L'Alliance Agraire a célébré... principalement sa propre existence. Nous, paysannes et paysans, nous n'avons aucune raison de fêter, car nous vivons d'autres réalités au quotidien. Nous vivons la disparition de l'agriculture paysanne dans le monde entier, y compris en Suisse.
Le dossier à célébrer de l’Alliance Agraire se laisse résumer en une phrase-clé : aucune intervention dans le Marché - plus de libre-échange. Mais où sont donc les succès de la politique agricole ? Des revenus plus élevés ? Des prix équitables ? Fin des surplus et davantage d’agriculture ménageant les ressources ? Notre politique agricole présente et passée n’a jamais rien réussi de tel ! Les revenus baissent et seuls les paiements directs sauvent de nombreuses fermes d’une faillite certaine.
Dans cette situation, devrions-nous vraiment adhérer à cette stratégie que l’Alliance Agraire et ses amis les géants oranges nous vendent comme une success-story ? Avec cette attitude, de nombreux fonctionnaires de l’Alliance Agraire deviennent à mes yeux des serviteurs de l’idéologie néolibérale du Conseiller fédéral Schneider-Ammann. Ceux qui croient qu’il est possible d’obtenir des produits de qualité aux prix du marché mondial et qui soutiennent le libre marché pour cette raison, ne résoudront de façon durable aucun des problèmes de la politique agricole et alimentaire, ni ici, ni ailleurs.
Il y en a qui saupoudrent leur gâteau avec du sucre glace, tandis qu’Uniterre avec son initiative pour la souveraineté alimentaire propose des solutions concrètes et lance un débat indispensable et urgent. L’Alliance Agraire brasse de l’air en célébrant le succès de la politique agricole. Et, de manière péremptoire, elle se dispute avec les autres associations pour obtenir l’autorité en matière de compétences dans le domaine agricole. Pour régner, elle provoque luttes et divisions entre les paysannes et les paysans, qui en seront certainement les grands perdants.
Nous attendons de l’Alliance Agraire, qu’elle prenne enfin position sur l’initiative pour la souveraineté alimentaire. À ce jour, elle a seulement précisé qu’à son avis une gestion des quantités est hors de question.

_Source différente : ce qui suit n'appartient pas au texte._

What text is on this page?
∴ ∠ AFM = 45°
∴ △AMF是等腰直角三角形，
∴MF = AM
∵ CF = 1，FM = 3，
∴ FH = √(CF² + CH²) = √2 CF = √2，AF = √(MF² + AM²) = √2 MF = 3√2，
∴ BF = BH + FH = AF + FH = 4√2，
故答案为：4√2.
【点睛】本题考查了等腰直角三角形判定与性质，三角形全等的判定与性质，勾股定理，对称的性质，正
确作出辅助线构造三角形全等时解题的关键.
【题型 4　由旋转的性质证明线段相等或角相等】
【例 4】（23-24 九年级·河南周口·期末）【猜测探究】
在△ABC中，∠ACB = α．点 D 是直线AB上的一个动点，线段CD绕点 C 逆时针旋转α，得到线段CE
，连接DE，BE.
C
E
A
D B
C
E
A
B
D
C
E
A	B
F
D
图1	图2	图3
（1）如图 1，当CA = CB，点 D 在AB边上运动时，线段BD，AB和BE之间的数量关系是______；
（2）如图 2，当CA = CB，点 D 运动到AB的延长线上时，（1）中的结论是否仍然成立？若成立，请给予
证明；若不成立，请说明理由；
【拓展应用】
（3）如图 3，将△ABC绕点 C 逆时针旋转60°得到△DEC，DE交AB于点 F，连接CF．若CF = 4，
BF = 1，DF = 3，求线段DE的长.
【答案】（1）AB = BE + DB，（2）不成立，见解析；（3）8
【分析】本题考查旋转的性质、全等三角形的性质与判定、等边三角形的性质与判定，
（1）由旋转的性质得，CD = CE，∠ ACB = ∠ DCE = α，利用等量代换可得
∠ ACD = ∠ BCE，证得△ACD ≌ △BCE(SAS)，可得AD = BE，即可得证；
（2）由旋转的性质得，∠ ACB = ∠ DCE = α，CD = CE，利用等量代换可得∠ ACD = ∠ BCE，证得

La situation des paysannes et des paysans - en Suisse et dans le monde - ne pourra s’améliorer ni par la réduction des coûts à la production, ni par l’agrandissement des exploitations, ni par l’augmentation des paiements directs, ni par cette nébuleuse stratégie qualité. Seul un changement radical de mentalité dans la politique agraire peut y arriver. Nous offrons des débuts de solutions, celles demandées par la Via Campesina à l’échelle mondiale. On accuse Uniterre de demander trop à la Confédération avec notre initiative. C’est juste ! Nous attendons de l’État qu’il cesse de se dérober à ses responsabilités. Nous attendons de notre gouvernement qu’il cesse de servir les multinationales, qu’il remplisse d’abord ses obligations envers les habitant-e-s de notre pays.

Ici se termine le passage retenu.